Voici le commentaire que j'ai envoyé à Christian de DUVE, à propos de son livre

« De Jésus à Jésus, en passant par Darwin », ainsi que sa brève réponse :

 

Cher Professeur Christian de DUVE,

 

Je partage largement vos vues, sauf lorsque vous écrivez que "Jésus est notre seul espoir (...)".

D'une part, en effet, vous avez écrit que les religions "n'ont pas abandonné leur prétention à détenir la vérité suprême", et (ajouterai-je) à l'imposer au monde entier dans l'avenir.

Je crains donc, à plus ou moins long terme, un affrontement croissant entre les fondamentalistes chrétiens évangélistes et islamistes, notamment.

 

D'autre part, l'existence « historique » de Jésus, indépendamment de son message d'« amour du prochain », reste quand même assez discutable, et ce prophète n'a certainement jamais dit tout ce qu'on lui a fait dire ! En outre, l'humanisme chrétien est fondé sur la « Révélation » et sur des textes manipulés au cours des siècles et souvent apocryphes, pour imposer la soumission, fût-ce à des degrés divers, à un dieu et à un livre « sacré » exclusifs.

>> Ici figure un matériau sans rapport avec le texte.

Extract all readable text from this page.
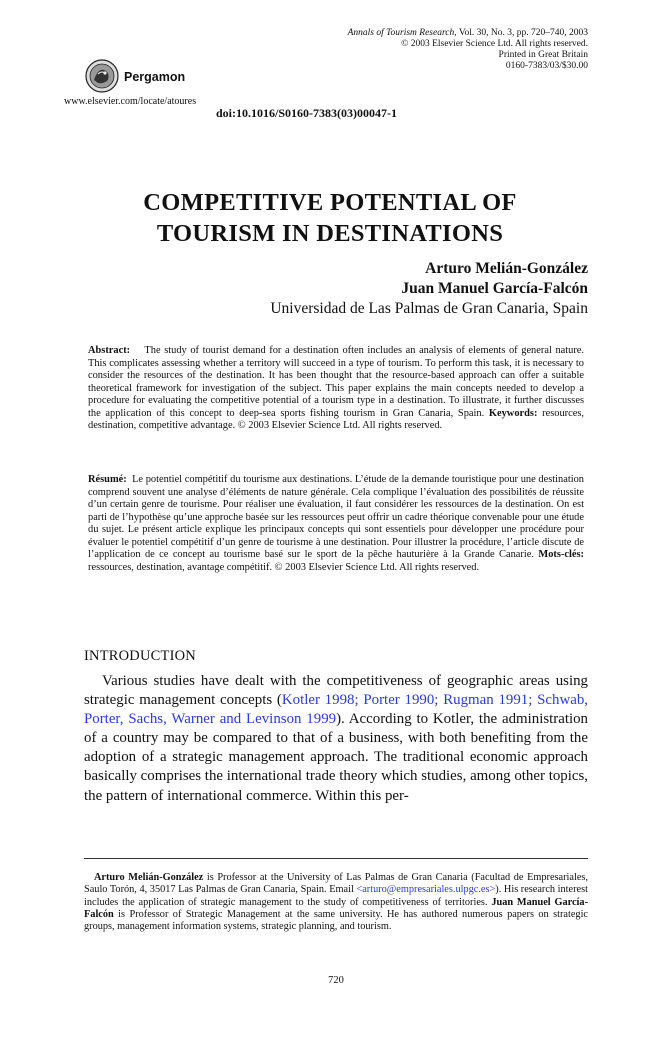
Annals of Tourism Research, Vol. 30, No. 3, pp. 720–740, 2003
© 2003 Elsevier Science Ltd. All rights reserved.
Printed in Great Britain
0160-7383/03/$30.00
Pergamon
www.elsevier.com/locate/atoures
doi:10.1016/S0160-7383(03)00047-1
COMPETITIVE POTENTIAL OF
TOURISM IN DESTINATIONS
Arturo Melián-González
Juan Manuel García-Falcón
Universidad de Las Palmas de Gran Canaria, Spain
Abstract: The study of tourist demand for a destination often includes an analysis of elements of general nature. This complicates assessing whether a territory will succeed in a type of tourism. To perform this task, it is necessary to consider the resources of the destination. It has been thought that the resource-based approach can offer a suitable theoretical framework for investigation of the subject. This paper explains the main concepts needed to develop a procedure for evaluating the competitive potential of a tourism type in a destination. To illustrate, it further discusses the application of this concept to deep-sea sports fishing tourism in Gran Canaria, Spain. Keywords: resources, destination, competitive advantage. © 2003 Elsevier Science Ltd. All rights reserved.
Résumé: Le potentiel compétitif du tourisme aux destinations. L’étude de la demande touristique pour une destination comprend souvent une analyse d’éléments de nature générale. Cela complique l’évaluation des possibilités de réussite d’un certain genre de tourisme. Pour réaliser une évaluation, il faut considérer les ressources de la destination. On est parti de l’hypothèse qu’une approche basée sur les ressources peut offrir un cadre théorique convenable pour une étude du sujet. Le présent article explique les principaux concepts qui sont essentiels pour développer une procédure pour évaluer le potentiel compétitif d’un genre de tourisme à une destination. Pour illustrer la procédure, l’article discute de l’application de ce concept au tourisme basé sur le sport de la pêche hauturière à la Grande Canarie. Mots-clés: ressources, destination, avantage compétitif. © 2003 Elsevier Science Ltd. All rights reserved.
INTRODUCTION

Various studies have dealt with the competitiveness of geographic areas using strategic management concepts (Kotler 1998; Porter 1990; Rugman 1991; Schwab, Porter, Sachs, Warner and Levinson 1999). According to Kotler, the administration of a country may be compared to that of a business, with both benefiting from the adoption of a strategic management approach. The traditional economic approach basically comprises the international trade theory which studies, among other topics, the pattern of international commerce. Within this per-

Arturo Melián-González is Professor at the University of Las Palmas de Gran Canaria (Facultad de Empresariales, Saulo Torón, 4, 35017 Las Palmas de Gran Canaria, Spain. Email <arturo@empresariales.ulpgc.es>). His research interest includes the application of strategic management to the study of competitiveness of territories. Juan Manuel García-Falcón is Professor of Strategic Management at the same university. He has authored numerous papers on strategic groups, management information systems, strategic planning, and tourism.

720
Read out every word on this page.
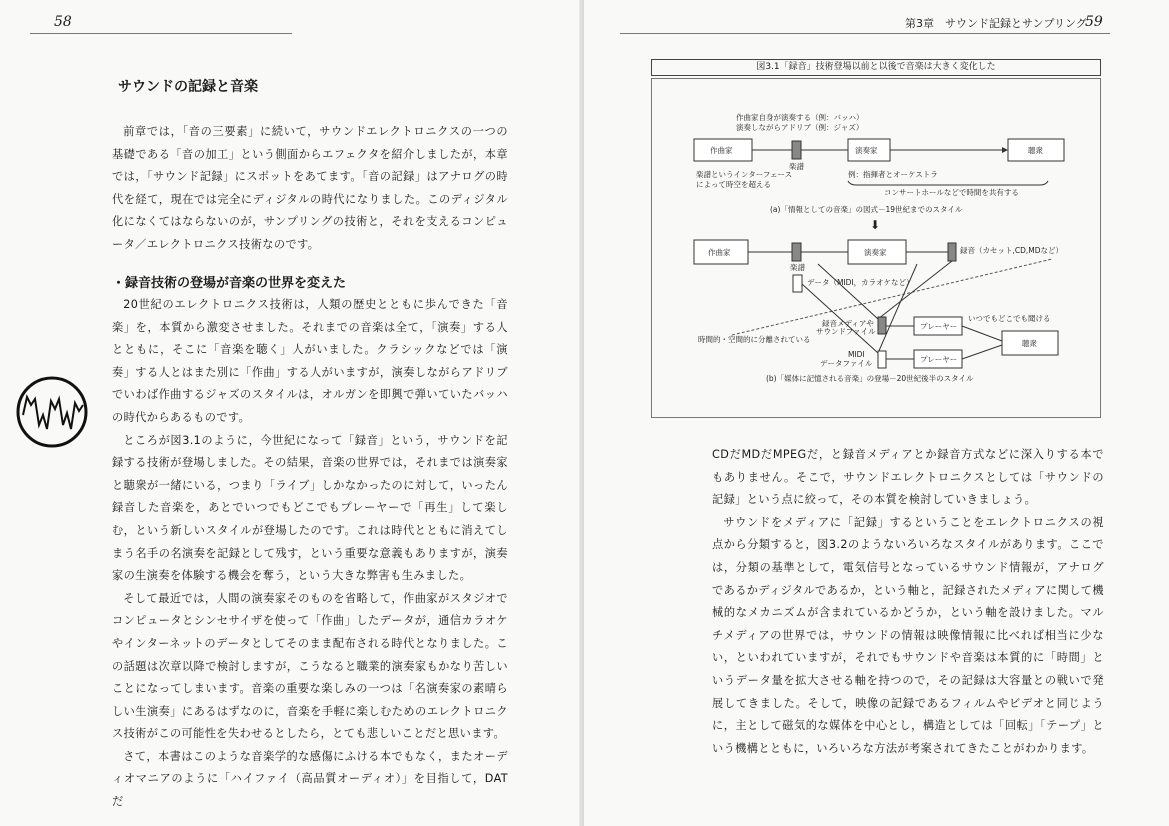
58
サウンドの記録と音楽

前章では，「音の三要素」に続いて，サウンドエレクトロニクスの一つの基礎である「音の加工」という側面からエフェクタを紹介しましたが，本章では，「サウンド記録」にスポットをあてます。「音の記録」はアナログの時代を経て，現在では完全にディジタルの時代になりました。このディジタル化になくてはならないのが，サンプリングの技術と，それを支えるコンピュータ／エレクトロニクス技術なのです。

・録音技術の登場が音楽の世界を変えた

20世紀のエレクトロニクス技術は，人類の歴史とともに歩んできた「音楽」を，本質から激変させました。それまでの音楽は全て，「演奏」する人とともに，そこに「音楽を聴く」人がいました。クラシックなどでは「演奏」する人とはまた別に「作曲」する人がいますが，演奏しながらアドリブでいわば作曲するジャズのスタイルは，オルガンを即興で弾いていたバッハの時代からあるものです。

ところが図3.1のように，今世紀になって「録音」という，サウンドを記録する技術が登場しました。その結果，音楽の世界では，それまでは演奏家と聴衆が一緒にいる，つまり「ライブ」しかなかったのに対して，いったん録音した音楽を，あとでいつでもどこでもプレーヤーで「再生」して楽しむ，という新しいスタイルが登場したのです。これは時代とともに消えてしまう名手の名演奏を記録として残す，という重要な意義もありますが，演奏家の生演奏を体験する機会を奪う，という大きな弊害も生みました。

そして最近では，人間の演奏家そのものを省略して，作曲家がスタジオでコンピュータとシンセサイザを使って「作曲」したデータが，通信カラオケやインターネットのデータとしてそのまま配布される時代となりました。この話題は次章以降で検討しますが，こうなると職業的演奏家もかなり苦しいことになってしまいます。音楽の重要な楽しみの一つは「名演奏家の素晴らしい生演奏」にあるはずなのに，音楽を手軽に楽しむためのエレクトロニクス技術がこの可能性を失わせるとしたら，とても悲しいことだと思います。

さて，本書はこのような音楽学的な感傷にふける本でもなく，またオーディオマニアのように「ハイファイ（高品質オーディオ）」を目指して，DATだ

第3章　サウンド記録とサンプリング
59
図3.1「録音」技術登場以前と以後で音楽は大きく変化した
作曲家自身が演奏する（例：バッハ）
演奏しながらアドリブ（例：ジャズ）
作曲家
楽譜
演奏家	聴衆
楽譜というインターフェース
によって時空を超える
例：指揮者とオーケストラ
コンサートホールなどで時間を共有する
(a)「情報としての音楽」の図式－19世紀までのスタイル
⬇
作曲家
楽譜
演奏家	録音（カセット,CD,MDなど）
データ（MIDI，カラオケなど）
録音メディアや
サウンドファイル
時間的・空間的に分離されている
MIDI
データファイル
プレーヤー
プレーヤー
いつでもどこでも聞ける
聴衆
(b)「媒体に記憶される音楽」の登場－20世紀後半のスタイル

CDだMDだMPEGだ，と録音メディアとか録音方式などに深入りする本でもありません。そこで，サウンドエレクトロニクスとしては「サウンドの記録」という点に絞って，その本質を検討していきましょう。

サウンドをメディアに「記録」するということをエレクトロニクスの視点から分類すると，図3.2のようないろいろなスタイルがあります。ここでは，分類の基準として，電気信号となっているサウンド情報が，アナログであるかディジタルであるか，という軸と，記録されたメディアに関して機械的なメカニズムが含まれているかどうか，という軸を設けました。マルチメディアの世界では，サウンドの情報は映像情報に比べれば相当に少ない，といわれていますが，それでもサウンドや音楽は本質的に「時間」というデータ量を拡大させる軸を持つので，その記録は大容量との戦いで発展してきました。そして，映像の記録であるフィルムやビデオと同じように，主として磁気的な媒体を中心とし，構造としては「回転」「テープ」という機構とともに，いろいろな方法が考案されてきたことがわかります。
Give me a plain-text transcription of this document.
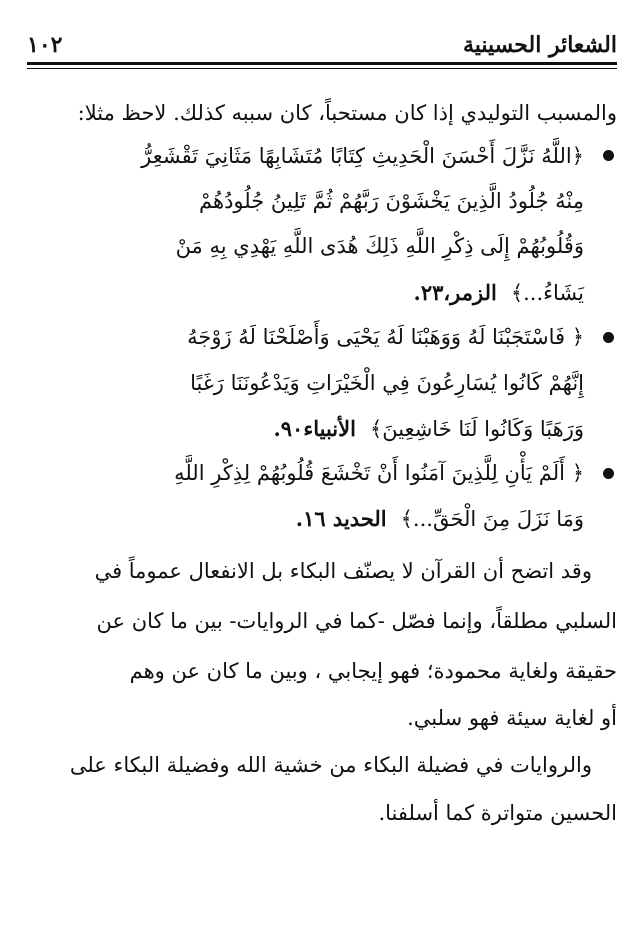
الشعائر الحسينية
١٠٢
والمسبب التوليدي إذا كان مستحباً، كان سببه كذلك. لاحظ مثلا:
﴿اللَّهُ نَزَّلَ أَحْسَنَ الْحَدِيثِ كِتَابًا مُتَشَابِهًا مَثَانِيَ تَقْشَعِرُّ
مِنْهُ جُلُودُ الَّذِينَ يَخْشَوْنَ رَبَّهُمْ ثُمَّ تَلِينُ جُلُودُهُمْ
وَقُلُوبُهُمْ إِلَى ذِكْرِ اللَّهِ ذَلِكَ هُدَى اللَّهِ يَهْدِي بِهِ مَنْ
يَشَاءُ...﴾الزمر،٢٣.
﴿ فَاسْتَجَبْنَا لَهُ وَوَهَبْنَا لَهُ يَحْيَى وَأَصْلَحْنَا لَهُ زَوْجَهُ
إِنَّهُمْ كَانُوا يُسَارِعُونَ فِي الْخَيْرَاتِ وَيَدْعُونَنَا رَغَبًا
وَرَهَبًا وَكَانُوا لَنَا خَاشِعِينَ﴾الأنبياء٩٠.
﴿ أَلَمْ يَأْنِ لِلَّذِينَ آمَنُوا أَنْ تَخْشَعَ قُلُوبُهُمْ لِذِكْرِ اللَّهِ
وَمَا نَزَلَ مِنَ الْحَقِّ...﴾الحديد ١٦.
وقد اتضح أن القرآن لا يصنّف البكاء بل الانفعال عموماً في
السلبي مطلقاً، وإنما فصّل -كما في الروايات- بين ما كان عن
حقيقة ولغاية محمودة؛ فهو إيجابي ، وبين ما كان عن وهم
أو لغاية سيئة فهو سلبي.
والروايات في فضيلة البكاء من خشية الله وفضيلة البكاء على
الحسين متواترة كما أسلفنا.
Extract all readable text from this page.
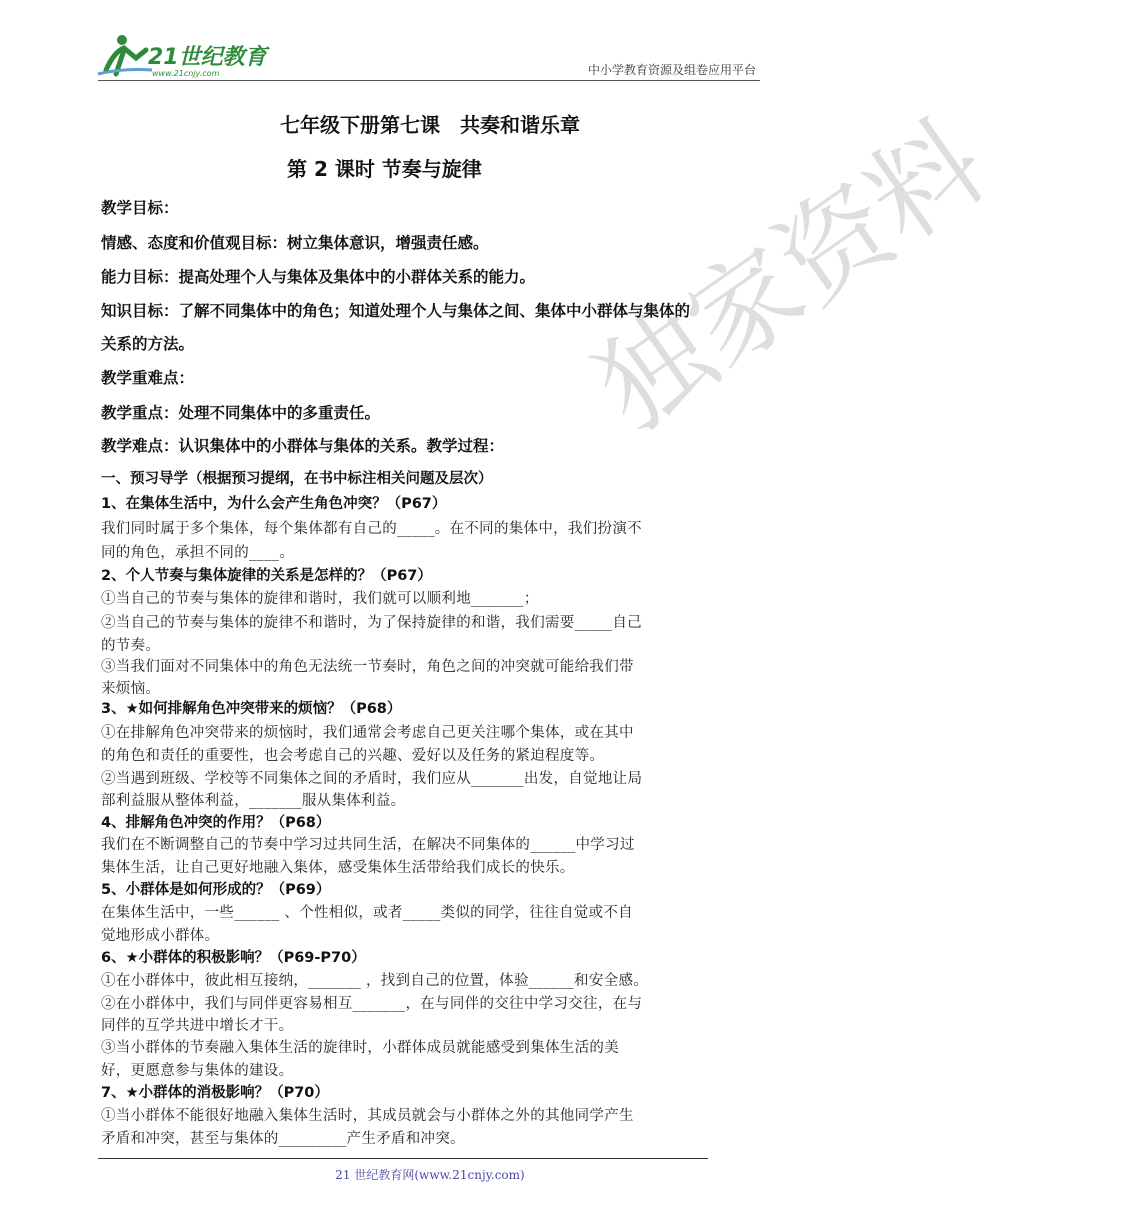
21世纪教育
www.21cnjy.com	中小学教育资源及组卷应用平台
七年级下册第七课　共奏和谐乐章
第 2 课时 节奏与旋律
教学目标：
情感、态度和价值观目标：树立集体意识，增强责任感。
能力目标：提高处理个人与集体及集体中的小群体关系的能力。
知识目标：了解不同集体中的角色；知道处理个人与集体之间、集体中小群体与集体的
关系的方法。
教学重难点：
教学重点：处理不同集体中的多重责任。
教学难点：认识集体中的小群体与集体的关系。教学过程：
一、预习导学（根据预习提纲，在书中标注相关问题及层次）
1、在集体生活中，为什么会产生角色冲突？（P67）
我们同时属于多个集体，每个集体都有自己的_____。在不同的集体中，我们扮演不
同的角色，承担不同的____。
2、个人节奏与集体旋律的关系是怎样的？（P67）
①当自己的节奏与集体的旋律和谐时，我们就可以顺利地_______；
②当自己的节奏与集体的旋律不和谐时，为了保持旋律的和谐，我们需要_____自己
的节奏。
③当我们面对不同集体中的角色无法统一节奏时，角色之间的冲突就可能给我们带
来烦恼。
3、★如何排解角色冲突带来的烦恼？（P68）
①在排解角色冲突带来的烦恼时，我们通常会考虑自己更关注哪个集体，或在其中
的角色和责任的重要性，也会考虑自己的兴趣、爱好以及任务的紧迫程度等。
②当遇到班级、学校等不同集体之间的矛盾时，我们应从_______出发，自觉地让局
部利益服从整体利益，_______服从集体利益。
4、排解角色冲突的作用？（P68）
我们在不断调整自己的节奏中学习过共同生活，在解决不同集体的______中学习过
集体生活，让自己更好地融入集体，感受集体生活带给我们成长的快乐。
5、小群体是如何形成的？（P69）
在集体生活中，一些______ 、个性相似，或者_____类似的同学，往往自觉或不自
觉地形成小群体。
6、★小群体的积极影响？（P69-P70）
①在小群体中，彼此相互接纳，_______ ，找到自己的位置，体验______和安全感。
②在小群体中，我们与同伴更容易相互_______，在与同伴的交往中学习交往，在与
同伴的互学共进中增长才干。
③当小群体的节奏融入集体生活的旋律时，小群体成员就能感受到集体生活的美
好，更愿意参与集体的建设。
7、★小群体的消极影响？（P70）
①当小群体不能很好地融入集体生活时，其成员就会与小群体之外的其他同学产生
矛盾和冲突，甚至与集体的_________产生矛盾和冲突。
独家资料
21 世纪教育网(www.21cnjy.com)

Enfin, le christianisme, mal compris j'en conviens, a été et est encore, comme toutes les religions, source de communautarisme, d'intolérances et de violences.

 

Le « seul espoir », à mes yeux, ce serait plutôt de promouvoir l'alternative de l'humanisme laïque. Certes, il se passe de toute référence surnaturelle et transcendante, il est non confessionnel, mais pas pour autant antireligieux (il prône en effet le libre choix des convictions philosophiques ou religieuses), il conçoit une spiritualité laïque, une morale laïque, et il répond à l'aspiration croissante à l'autonomie et à la responsabilité individuelle (du moins dans la plupart des pays intellectualisés, et pour autant que les alternatives non confessionnelles ne soient pas volontairement occultées comme aux USA, en Irlande, en Pologne, etc.)

Il défend en outre des valeurs "universalisables", car bénéfiques et donc acceptables par tous et partout, telles que le respect de l'homme, de la femme et de l'enfant, la liberté de conscience et de pensée, etc.

 

Votre pensée, puisque vous vous dites « agnostique », rejoint au moins partiellement celle d' André COMTE-SPONVILLE, « athée fidèle », conscient lui aussi de l’influence de sa croyance chrétienne initiale : marchant la nuit en silence dans la forêt, il a ressenti « une grande paix, la suspension ou l’abolition du temps et du discours, une simplicité merveilleuse et pleine, comme si tout l’univers était là, présent, sans mystère ni question, (..), une béatitude, un premier instant de plénitude, … ».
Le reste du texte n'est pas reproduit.